Of course Warren Buffet, who got rich by investing also states that index investing is the only way for individual investors to go, but of course all his money is managed ..... actively by him and paid advisors he hires.

Look at Bernstein one year he is advocating 75% stocks then after 2008 he advocates 20 years of cash in the bank, yet he believes in “indexing” and actually has real clients. Amazing....


Most people are index investors and the variations of results is immense. I have one simple goal, I am trying to beat inflation over the long term with my bond income and dividends. If I do that I am happy with my results. I could care less what an “index” investment returns for comparison purposes. I do include index funds in my portfolio at times, primarily either the S&P500 or VTI but I do that for market exposure and to keep from having to follow too many stocks and having to decide which to sell as I use the index to balance off the market exposure.

I think in general the average population does not truly understand what risk is as they believe by being in “indexes” that risk over the long term is eliminated. With the federal reserve now actually targeting stock market returns as a gauge of success in policy making, this has the makings for another disaster and angry crowds of uninformed investors down the road. Deflation seems to be seeping in as a long term fact of life and so therefore income from investing is going to eventually also be effected. For now fixed income just continues to drop in yields, pretty soon you’ll be paid to take a loan and have to pay to “save” with a bank.

Eh, indexing is the PC thing to safely say nowadays.

Plus, my index beats your index. And then, my rebalancing method is superior to yours.
 
To understand what an index investor should be investing in is nigh impossible and allows the “Index” advocates to pick pretty much any style at a point in time to “prove” the point indexing can’t be beat. For proof they look at active funds after the fact then backtrack what the proper “index” to compare to is and post that as proof of index bettering. As to do in advance and there is a refusal.

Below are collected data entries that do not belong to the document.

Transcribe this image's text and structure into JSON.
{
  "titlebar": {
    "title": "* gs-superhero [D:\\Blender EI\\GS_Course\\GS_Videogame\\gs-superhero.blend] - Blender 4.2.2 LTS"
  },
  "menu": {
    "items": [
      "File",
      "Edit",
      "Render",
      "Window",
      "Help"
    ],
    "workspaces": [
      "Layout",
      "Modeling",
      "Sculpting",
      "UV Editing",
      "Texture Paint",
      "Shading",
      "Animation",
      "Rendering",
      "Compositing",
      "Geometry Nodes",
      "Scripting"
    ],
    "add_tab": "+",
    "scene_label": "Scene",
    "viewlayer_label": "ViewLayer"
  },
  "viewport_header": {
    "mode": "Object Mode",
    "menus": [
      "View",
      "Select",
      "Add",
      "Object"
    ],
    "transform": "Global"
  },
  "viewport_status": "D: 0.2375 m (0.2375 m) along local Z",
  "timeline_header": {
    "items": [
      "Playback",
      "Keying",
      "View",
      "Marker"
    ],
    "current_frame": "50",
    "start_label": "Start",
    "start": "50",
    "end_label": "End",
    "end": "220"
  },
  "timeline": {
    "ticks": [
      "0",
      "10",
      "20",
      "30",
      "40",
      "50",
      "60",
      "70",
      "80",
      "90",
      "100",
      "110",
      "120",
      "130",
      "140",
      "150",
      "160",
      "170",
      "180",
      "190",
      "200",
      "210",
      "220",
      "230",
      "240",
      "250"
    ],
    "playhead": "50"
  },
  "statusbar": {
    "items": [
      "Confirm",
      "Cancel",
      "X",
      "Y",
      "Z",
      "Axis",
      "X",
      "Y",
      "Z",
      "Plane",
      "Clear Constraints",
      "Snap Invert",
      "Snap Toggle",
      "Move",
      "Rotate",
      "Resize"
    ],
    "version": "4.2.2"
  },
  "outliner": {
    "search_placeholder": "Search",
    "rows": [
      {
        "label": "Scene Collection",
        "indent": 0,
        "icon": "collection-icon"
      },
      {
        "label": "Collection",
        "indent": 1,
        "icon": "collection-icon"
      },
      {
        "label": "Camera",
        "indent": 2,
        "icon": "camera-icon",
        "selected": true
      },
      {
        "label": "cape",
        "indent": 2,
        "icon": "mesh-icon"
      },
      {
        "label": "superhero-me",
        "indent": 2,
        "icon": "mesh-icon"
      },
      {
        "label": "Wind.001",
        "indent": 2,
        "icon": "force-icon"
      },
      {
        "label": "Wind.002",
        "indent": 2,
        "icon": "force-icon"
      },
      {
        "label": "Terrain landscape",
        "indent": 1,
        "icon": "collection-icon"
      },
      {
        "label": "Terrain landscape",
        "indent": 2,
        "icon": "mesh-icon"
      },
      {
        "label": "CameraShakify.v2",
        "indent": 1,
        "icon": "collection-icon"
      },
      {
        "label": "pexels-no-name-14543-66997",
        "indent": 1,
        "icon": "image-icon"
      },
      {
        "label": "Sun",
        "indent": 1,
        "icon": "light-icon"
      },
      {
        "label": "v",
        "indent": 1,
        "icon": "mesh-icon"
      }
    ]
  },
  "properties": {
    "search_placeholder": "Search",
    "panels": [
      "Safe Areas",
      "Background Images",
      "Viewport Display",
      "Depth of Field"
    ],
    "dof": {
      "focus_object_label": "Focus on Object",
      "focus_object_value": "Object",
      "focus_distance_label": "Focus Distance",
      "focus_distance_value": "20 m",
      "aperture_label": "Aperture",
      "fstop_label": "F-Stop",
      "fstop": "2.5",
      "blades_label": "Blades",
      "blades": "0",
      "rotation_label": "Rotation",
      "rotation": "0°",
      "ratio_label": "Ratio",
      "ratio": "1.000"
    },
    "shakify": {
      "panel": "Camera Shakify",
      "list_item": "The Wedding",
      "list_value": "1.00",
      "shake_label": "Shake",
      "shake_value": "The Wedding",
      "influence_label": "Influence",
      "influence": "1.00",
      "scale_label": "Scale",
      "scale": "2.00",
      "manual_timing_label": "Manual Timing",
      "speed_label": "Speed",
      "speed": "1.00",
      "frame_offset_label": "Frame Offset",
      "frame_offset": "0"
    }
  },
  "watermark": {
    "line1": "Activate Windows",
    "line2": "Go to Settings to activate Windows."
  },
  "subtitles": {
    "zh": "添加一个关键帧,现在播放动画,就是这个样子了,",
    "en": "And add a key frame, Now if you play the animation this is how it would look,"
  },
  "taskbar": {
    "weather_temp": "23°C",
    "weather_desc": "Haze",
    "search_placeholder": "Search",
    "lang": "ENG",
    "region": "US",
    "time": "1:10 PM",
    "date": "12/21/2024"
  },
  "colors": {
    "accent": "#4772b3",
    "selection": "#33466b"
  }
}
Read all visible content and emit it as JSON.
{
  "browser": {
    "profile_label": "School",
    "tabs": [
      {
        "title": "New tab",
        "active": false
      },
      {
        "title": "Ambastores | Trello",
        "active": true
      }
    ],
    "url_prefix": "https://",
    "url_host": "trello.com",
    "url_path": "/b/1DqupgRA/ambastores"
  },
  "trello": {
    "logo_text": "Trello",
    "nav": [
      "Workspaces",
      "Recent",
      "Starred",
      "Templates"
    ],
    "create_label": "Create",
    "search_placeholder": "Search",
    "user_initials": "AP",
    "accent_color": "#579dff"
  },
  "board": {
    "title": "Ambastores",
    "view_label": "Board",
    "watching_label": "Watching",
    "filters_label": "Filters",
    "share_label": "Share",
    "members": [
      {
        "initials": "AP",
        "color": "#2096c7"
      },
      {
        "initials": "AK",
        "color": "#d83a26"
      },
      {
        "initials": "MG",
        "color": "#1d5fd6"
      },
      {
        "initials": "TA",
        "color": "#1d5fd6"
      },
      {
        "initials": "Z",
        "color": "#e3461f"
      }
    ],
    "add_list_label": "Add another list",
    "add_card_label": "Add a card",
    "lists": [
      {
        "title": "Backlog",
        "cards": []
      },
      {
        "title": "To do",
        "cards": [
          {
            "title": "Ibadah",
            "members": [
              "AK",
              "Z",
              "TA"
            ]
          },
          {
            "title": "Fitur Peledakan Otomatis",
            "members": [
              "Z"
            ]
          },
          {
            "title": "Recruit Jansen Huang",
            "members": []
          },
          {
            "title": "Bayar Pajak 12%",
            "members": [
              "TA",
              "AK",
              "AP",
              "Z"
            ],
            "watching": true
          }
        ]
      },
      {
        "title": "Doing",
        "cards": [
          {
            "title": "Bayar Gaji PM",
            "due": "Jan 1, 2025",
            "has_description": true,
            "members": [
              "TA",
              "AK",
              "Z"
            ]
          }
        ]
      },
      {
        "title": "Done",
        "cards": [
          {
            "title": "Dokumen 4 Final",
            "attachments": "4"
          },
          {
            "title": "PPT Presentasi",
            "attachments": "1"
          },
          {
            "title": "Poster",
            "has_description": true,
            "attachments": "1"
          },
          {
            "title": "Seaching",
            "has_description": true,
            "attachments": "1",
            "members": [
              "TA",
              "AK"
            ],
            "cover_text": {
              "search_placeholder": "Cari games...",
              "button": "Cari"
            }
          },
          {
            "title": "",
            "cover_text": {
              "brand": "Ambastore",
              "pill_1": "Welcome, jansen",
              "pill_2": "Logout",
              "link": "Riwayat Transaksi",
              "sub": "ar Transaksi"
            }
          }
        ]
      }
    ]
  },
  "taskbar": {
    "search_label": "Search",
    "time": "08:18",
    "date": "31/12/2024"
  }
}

I'm not sure what you're suggesting.

The research that shows Indexing beats active management does use historic data. And it does try to match a broad index against the category of stocks manged by the fund.

Is there some other way to benchmark an investment professional?

If we benchmark a small-cap fund against the total market, and the small cap fund outperforms, does that mean the manager added alpha or did he simply ride a small cap rally?